Pouvant survenir à tout âge, la leucémie à mastocytes (LMC) est une maladie hématologique qui se caractérise par la prolifération massive et anormale des mastocytes dans la moelle osseuse (présence d'au moins 20 % de mastocytes sur le frottis médullaire). Chez les patients souffrant d'une forme classique de la LMC, on observe également des mastocytes circulants. Cependant, chez un nombre important de patients atteints, la dissémination de blastes leucémiques dans le sang périphérique est très limitée, voire nulle. Lorsque les mastocytes représentent moins de 10 % de tous les leucocytes du sang circulant, on parle de leucémie à mastocytes (LM). La plupart des patients ne présentent pas de lésions cutanées. Chez ceux qui présentent des signes et des symptômes d'envahissement viscéral (dits critères diagnostiques C), la maladie est qualifiée d'aiguë (LMCa). Le pronostic est alors très défavorable en raison du dysfonctionnement de nombreux organes dû à une dissémination massive de mastocytes et/ou à un choc anaphylactique, et la survie moyenne est inférieure à 6 mois. En effet, le dysfonctionnement des organes dû à l'envahissement mastocytaire massif (critères diagnostiques C) et à la libération intense de médiateurs entraîne syncope, flushs récurrents, diarrhée, douleurs et organomégalie. Parmi les critères diagnostiques C figurent notamment : dysfonctionnement de la moelle osseuse, hépatomégalie repérable à la palpation avec altération de la fonction hépatique, ascite et/ou hypertension portale, atteinte squelettique avec d'importantes lésions ostéolytiques et/ou fractures pathologiques, splénomégalie repérable à la palpation avec hypersplénisme et malabsorption avec ascite. On distingue cependant un autre type de LMC, appelé LMC chronique (LMCc), défini par la présence d'au moins 20 % de mastocytes sur le frottis médullaire et par l'absence de critères diagnostiques C. Les mastocytes sur le frottis médullaire de patients en phase chronique semblent lus matures que ceux observés sur le frottis médullaire des patients en phase aiguë. La survie médiane chez les patients atteints d'une LMC chronique est plus élevée que chez ceux atteints d'une LMC aiguë. Lorsque les patients atteints de LMC chronique développent l'un ou plusieurs signes diagnostiques C, une LMC chronique est qualifiée d'aiguë.
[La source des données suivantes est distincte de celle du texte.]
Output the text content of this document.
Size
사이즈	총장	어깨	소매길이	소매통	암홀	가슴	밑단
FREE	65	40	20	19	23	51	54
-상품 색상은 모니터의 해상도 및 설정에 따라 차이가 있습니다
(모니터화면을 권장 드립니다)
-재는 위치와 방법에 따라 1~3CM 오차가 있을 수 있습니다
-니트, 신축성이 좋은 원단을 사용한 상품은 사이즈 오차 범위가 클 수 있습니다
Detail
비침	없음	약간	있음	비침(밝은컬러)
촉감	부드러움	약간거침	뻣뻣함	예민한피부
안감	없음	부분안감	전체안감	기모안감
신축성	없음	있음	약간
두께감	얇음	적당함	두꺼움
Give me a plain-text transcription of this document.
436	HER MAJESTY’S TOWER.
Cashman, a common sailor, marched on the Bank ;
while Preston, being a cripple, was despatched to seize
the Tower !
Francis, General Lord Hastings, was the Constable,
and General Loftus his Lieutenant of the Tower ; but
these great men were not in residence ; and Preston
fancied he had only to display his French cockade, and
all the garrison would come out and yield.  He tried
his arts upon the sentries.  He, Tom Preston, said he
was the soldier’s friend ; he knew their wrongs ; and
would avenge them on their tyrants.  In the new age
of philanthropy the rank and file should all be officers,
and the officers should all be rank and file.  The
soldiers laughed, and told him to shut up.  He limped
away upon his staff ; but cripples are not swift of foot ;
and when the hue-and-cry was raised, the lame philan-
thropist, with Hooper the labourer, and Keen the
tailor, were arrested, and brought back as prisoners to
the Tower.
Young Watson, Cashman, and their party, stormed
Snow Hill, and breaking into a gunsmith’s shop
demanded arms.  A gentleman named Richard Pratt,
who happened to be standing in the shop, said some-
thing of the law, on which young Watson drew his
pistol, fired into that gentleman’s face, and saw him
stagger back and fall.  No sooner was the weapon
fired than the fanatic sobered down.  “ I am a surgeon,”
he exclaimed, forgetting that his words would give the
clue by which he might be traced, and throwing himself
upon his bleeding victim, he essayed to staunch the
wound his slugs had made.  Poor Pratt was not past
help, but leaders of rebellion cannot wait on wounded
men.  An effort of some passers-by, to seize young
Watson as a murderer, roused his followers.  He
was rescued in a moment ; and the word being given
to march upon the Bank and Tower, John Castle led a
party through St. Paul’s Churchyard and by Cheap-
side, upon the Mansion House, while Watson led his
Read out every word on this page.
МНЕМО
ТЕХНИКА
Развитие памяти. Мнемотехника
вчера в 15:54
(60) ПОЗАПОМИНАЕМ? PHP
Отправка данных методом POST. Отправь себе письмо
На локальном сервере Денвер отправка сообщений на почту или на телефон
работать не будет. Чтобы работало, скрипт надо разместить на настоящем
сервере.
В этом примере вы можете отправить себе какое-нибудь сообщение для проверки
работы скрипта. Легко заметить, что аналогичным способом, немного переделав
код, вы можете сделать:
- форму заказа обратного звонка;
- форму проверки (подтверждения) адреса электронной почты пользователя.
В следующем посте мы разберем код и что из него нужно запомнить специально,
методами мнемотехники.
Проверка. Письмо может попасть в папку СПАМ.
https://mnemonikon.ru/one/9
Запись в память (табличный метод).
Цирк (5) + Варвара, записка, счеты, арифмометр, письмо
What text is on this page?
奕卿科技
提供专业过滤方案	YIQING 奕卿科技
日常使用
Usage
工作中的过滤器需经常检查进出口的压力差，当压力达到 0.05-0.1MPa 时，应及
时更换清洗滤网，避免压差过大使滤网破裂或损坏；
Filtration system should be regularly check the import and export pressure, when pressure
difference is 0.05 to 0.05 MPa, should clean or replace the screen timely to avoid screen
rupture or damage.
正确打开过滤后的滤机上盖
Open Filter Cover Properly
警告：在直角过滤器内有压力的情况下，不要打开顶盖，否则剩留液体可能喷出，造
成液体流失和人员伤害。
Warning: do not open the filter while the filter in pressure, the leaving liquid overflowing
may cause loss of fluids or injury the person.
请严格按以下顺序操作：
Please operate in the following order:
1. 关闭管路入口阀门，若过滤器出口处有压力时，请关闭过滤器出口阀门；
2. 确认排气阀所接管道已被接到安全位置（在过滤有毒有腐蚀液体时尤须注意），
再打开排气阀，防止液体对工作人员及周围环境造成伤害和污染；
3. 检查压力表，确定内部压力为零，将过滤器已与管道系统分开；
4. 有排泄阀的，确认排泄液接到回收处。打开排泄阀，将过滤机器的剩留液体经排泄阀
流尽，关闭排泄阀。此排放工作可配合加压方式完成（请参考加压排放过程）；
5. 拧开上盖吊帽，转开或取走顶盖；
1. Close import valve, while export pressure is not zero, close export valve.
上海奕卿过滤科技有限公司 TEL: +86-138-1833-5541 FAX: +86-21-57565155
Dans les quelques cas étudiés, on trouve des mutations activatrices du gène KIT (D816V, D816Y, G820V), en 4q12, dans des mastocytes malins, ainsi que diverses anomalies chromosomiques.
Le diagnostic repose sur l'analyse histologique et cytologique de prélèvements de moelle osseuse. L'examen cytologique révèle la présence de plus de 20 % de mastocytes médullaires. Dans la plupart des cas de leucémie à mastocytes, il s'agit de mastocytes médullaires d'aspect très atypique, immatures avec un noyau bi- ou multilobé ou, parfois, d'aspect morphologique de type blastique. Le nombre de mastocytes anormaux présents dans la plupart des cas dans le sang est supérieur à 10 %. La mesure de la concentration sérique en tryptase (supérieure à 20 ng/mL en cas de LM, avec des valeurs dépassant parfois 1 000 ng/mL), la recherche de mutations de c-kit et le phénotypage des mastocytes médullaires font partie des examens complémentaires.
Le diagnostic différentiel vise à écarter toutes les autres leucémies aiguës et les très rares cas de leucémie à basophiles.
La prise en charge de la LM consiste en une polychimiothérapie, associée ou non à l'interféron-alpha ou à la cladribine. Chez les patients chez qui la LMC progresse rapidement et ceux résistants à la 2CdA ou à la midostaurine, on recommande généralement la polychimiothérapie (protocoles utilisés par ailleurs dans la leucémie myéloïde aiguë (LMA) à haut risque). S'il existe un donneur compatible, chez les patients jeunes et en bonne santé, une greffe de cellules souches peut être envisagée après une réduction tumorale réussie. La greffe allogénique donne de meilleurs résultats lorsqu'elle est précédée d'un conditionnement ablatif par rapport à un conditionnement moins intensif (non myéloablatif). Dans les cas de splénomégalie avec hypersplénisme, on préconise la splénectomie. L'hydroxyurée est un traitement palliatif.
Le pronostic de la LMC aiguë est très défavorable et la durée de survie est de quelques mois. En cas de LMC chronique, l'évolution clinique est imprévisible. Chez certains patients, l'évolution est dite indolente et peut s'étendre sur plusieurs mois, voire plusieurs années ; chez d'autres, la maladie évolue vers une LMC aiguë en peu de temps. Dans la plupart des cas signalés jusqu'à présent, on constate une progression vers une LMC aiguë.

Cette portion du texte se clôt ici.